The king and crown prince are “consolidating the stature of this nation and granting women all their rights, including driving cars,” added Qazi
“We take pride in this great day and this important privilege, celebrating National Day for the first time from behind the driving wheel,” she said.
“We also take pride in the nation’s achievements at all levels, and we are endeavoring to highlight the status of women in all fields.”
Psychologist and sociologist Hasna Al-Tallahi said the Kingdom has established itself as the strongest nation in the region by promoting its political and economic position, winning the respect of the entire world and respecting women’s status.
“It also managed to hinder the efforts of many parties to diminish the role of women in all fields,” she added.
“When women obtained some of their rights, most importantly driving, they felt free. They were responsible for their time and family, and were not at the mercy of drivers and society.”
King Salman supports the rights of the most vulnerable worldwide, and the rights of Saudi women by listening to their demands, Al-Tallahi said, expressing great pride in her nation, its leadership and people.
“Challenges are always present and so are their solutions,” she added. “With each new challenge, solutions are created … to achieve women’s progress, growth and advancement.”’
Mesbah Abdulhakim, a supervisor at a hotel in Makkah, said the Kingdom’s Vision 2030 reform plan gives a great deal of attention to women’s issues.
“Lifting the driving ban imposed on women paved the way for many job opportunities in various sectors, not only in health and education,” she added.

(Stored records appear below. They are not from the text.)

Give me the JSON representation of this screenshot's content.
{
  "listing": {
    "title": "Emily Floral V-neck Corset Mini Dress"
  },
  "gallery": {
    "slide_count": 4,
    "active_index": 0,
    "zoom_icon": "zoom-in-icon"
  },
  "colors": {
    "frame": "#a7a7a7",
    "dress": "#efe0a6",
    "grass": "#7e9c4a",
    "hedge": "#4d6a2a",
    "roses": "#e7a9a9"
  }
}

Journalist Amira Qatabri said: “Lifting the driving ban on women led to a division between the conservative movement, which controls many aspects of social life in the Kingdom, and a more understanding and open elite.”

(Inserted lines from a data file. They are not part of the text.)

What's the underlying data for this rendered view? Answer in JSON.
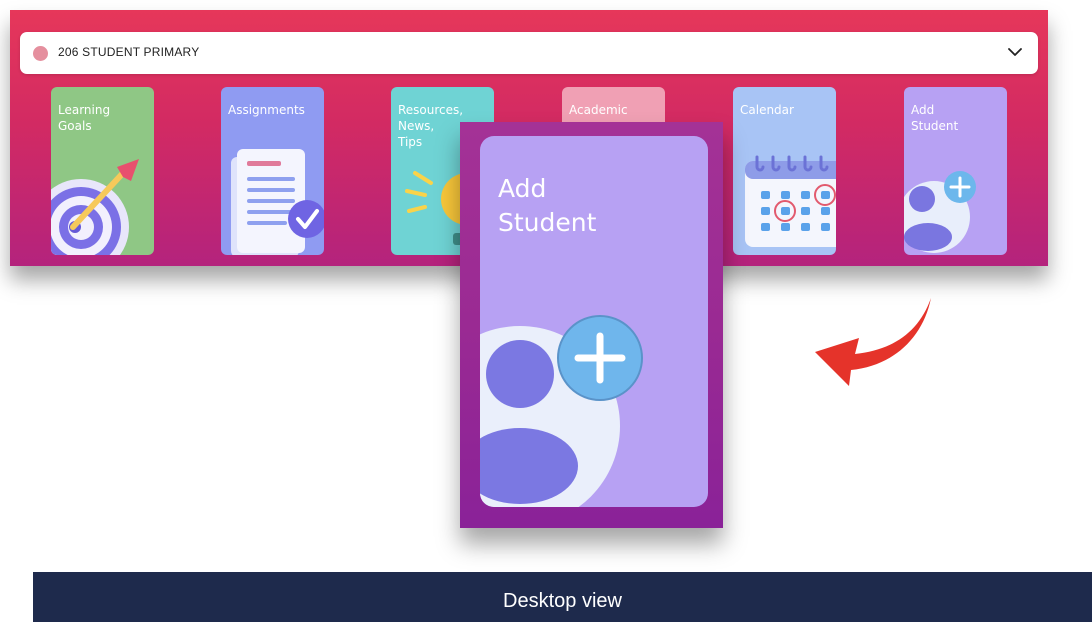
{
  "student_select": {
    "value": "206 STUDENT PRIMARY"
  },
  "tiles": [
    {
      "label": "Learning\nGoals",
      "color": "#8fc785",
      "icon": "target-icon"
    },
    {
      "label": "Assignments",
      "color": "#8f9bf2",
      "icon": "assignment-icon"
    },
    {
      "label": "Resources,\nNews,\nTips",
      "color": "#6fd3d4",
      "icon": "lightbulb-icon"
    },
    {
      "label": "Academic",
      "color": "#f0a0b4",
      "icon": "academic-icon"
    },
    {
      "label": "Calendar",
      "color": "#a8c4f5",
      "icon": "calendar-icon"
    },
    {
      "label": "Add\nStudent",
      "color": "#b7a1f3",
      "icon": "add-student-icon"
    }
  ],
  "zoom": {
    "label": "Add\nStudent"
  },
  "footer": {
    "caption": "Desktop view"
  },
  "colors": {
    "banner_top": "#e6375a",
    "banner_bottom": "#b4237d",
    "footer_bg": "#1e2a4c",
    "arrow": "#e5332a"
  }
}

Women being able to drive is not just symbolic, but part of what may be the largest transformation in Saudi society in half a century, she added.
Hind Khalid Al-Zahid, the first female Saudi executive director — for the Dammam Airport Co. — and head of the Businesswomen’s Center at the Eastern Province’s Chamber of Commerce and Industry, said: “This is a very important year in the Kingdom’s history.”
She said: “It establishes a foundation for equal rights and opportunities for men and women, giving women an opportunity to be part of what is happening in the Kingdom regarding national transformation, in line with Vision 2030.”
Saudi actor and presenter Khairiah Abu Laban said: “I am really short for words, and do not know how to thank our leadership for this beautiful feeling.”